Hi, I have a simple dataset on which I apply M5Rules. To figure out which rules might be best, I tried to use Cross Validation consisting of 10 rules. I attached a picture of my workflow. Is there a way to collect the rules as well as the R^2 (errors) of all loops? Thanks a lot!!

workflow2.png

Ergonomist · October 24, 2014, 10:21am

Hi Violaw,

below a snapshot showing my solution for R randomForests - best I could come up with so far. "Java Edit Variable" appends the filename with the iteration number. Hope this helps.

Cheers
E

thor · October 24, 2014, 11:23am

Actually, we could add an optional input port to the X-Aggregator that collects the model in each iteration. A third output port could then have a data table with the model from each iteration in a row. They can then be extracted with the "Cell to Model" node lateron. I will open a feature request.
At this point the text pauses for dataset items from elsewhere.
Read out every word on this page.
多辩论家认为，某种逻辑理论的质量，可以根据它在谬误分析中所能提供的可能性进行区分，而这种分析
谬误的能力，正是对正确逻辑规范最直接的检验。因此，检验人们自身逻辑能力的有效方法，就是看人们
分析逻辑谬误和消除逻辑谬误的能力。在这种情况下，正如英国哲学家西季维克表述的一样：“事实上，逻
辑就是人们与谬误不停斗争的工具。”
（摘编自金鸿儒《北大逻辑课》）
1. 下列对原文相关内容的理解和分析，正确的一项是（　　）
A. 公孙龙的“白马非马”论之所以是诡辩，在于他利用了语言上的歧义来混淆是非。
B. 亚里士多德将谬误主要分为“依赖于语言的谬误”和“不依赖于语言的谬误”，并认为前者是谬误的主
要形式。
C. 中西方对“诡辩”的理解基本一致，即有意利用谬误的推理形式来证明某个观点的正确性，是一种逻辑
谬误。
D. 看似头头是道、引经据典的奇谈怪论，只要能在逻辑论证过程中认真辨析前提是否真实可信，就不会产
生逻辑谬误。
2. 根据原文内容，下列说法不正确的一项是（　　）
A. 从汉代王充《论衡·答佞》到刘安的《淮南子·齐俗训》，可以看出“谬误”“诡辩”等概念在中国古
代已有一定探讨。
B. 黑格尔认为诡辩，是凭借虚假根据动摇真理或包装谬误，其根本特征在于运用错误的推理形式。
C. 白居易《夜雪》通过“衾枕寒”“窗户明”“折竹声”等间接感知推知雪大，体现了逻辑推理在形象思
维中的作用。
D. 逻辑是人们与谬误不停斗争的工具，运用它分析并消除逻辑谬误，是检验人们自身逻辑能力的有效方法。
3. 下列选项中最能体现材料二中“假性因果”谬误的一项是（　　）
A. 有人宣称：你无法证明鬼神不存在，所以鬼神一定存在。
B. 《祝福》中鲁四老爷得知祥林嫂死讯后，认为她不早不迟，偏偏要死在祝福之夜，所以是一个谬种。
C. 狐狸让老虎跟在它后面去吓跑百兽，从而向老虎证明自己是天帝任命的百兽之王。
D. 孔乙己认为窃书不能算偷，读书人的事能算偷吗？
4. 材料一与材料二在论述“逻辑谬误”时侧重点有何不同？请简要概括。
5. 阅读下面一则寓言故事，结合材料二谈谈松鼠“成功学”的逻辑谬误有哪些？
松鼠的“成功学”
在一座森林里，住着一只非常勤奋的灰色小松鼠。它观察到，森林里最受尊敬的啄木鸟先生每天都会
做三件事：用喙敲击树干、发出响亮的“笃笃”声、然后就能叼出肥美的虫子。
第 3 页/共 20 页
Aaron_Hart · October 24, 2014, 1:01pm

And in the mean time, here is a workround based on a counting loop start for k-fold cross validation with whatever scoring statistics you want.

violaw · October 24, 2014, 1:33pm

Hi, thanks a lot for the fast response!

The workflow above looks really complicated. I am quite new to knime so please forgive my stupid questions but

- Why do you extract variables before starting the loop?

- What did you write into the Java Snippet?

Thanks, Viola

violaw · October 24, 2014, 1:35pm

And thanks for the workaround! However, does it collect information about the model itself or only about the model evaluation?

Aaron_Hart · October 24, 2014, 2:15pm

Just the evaluation, but there is no reason not to take the model too. Just add a Model to Cell node, and a Column Appender to join the model to it's scoring results.

Ergonomist · October 24, 2014, 2:50pm

Hi Viola,

As for the questions about my version of the workaround:

Extracting variables is just to keep the sync between tem dir creation and the Xval start node. Aaron does something similar with "extract table dimensions" inside the metanode.
The "Java Edit Variable" node only numbers the molde files kept on disk with the following one-liner:
return $${Stemp_path}$$ + "\\" + $${IcurrentIteration}$$ + ".model";
Finally, I noticed that I didn't document my metanode - expanded below for clarity.

I dislike having to use the file system in my workaround, but I like that it's minimalistic on the code side. Thorsten, making this a feature request is a great idea, thanks! :-)

Cheers,
E

violaw · October 24, 2014, 2:53pm

Hi, thanks for the comments! I now have a working version, which I attached below :-)

finalworkflow.png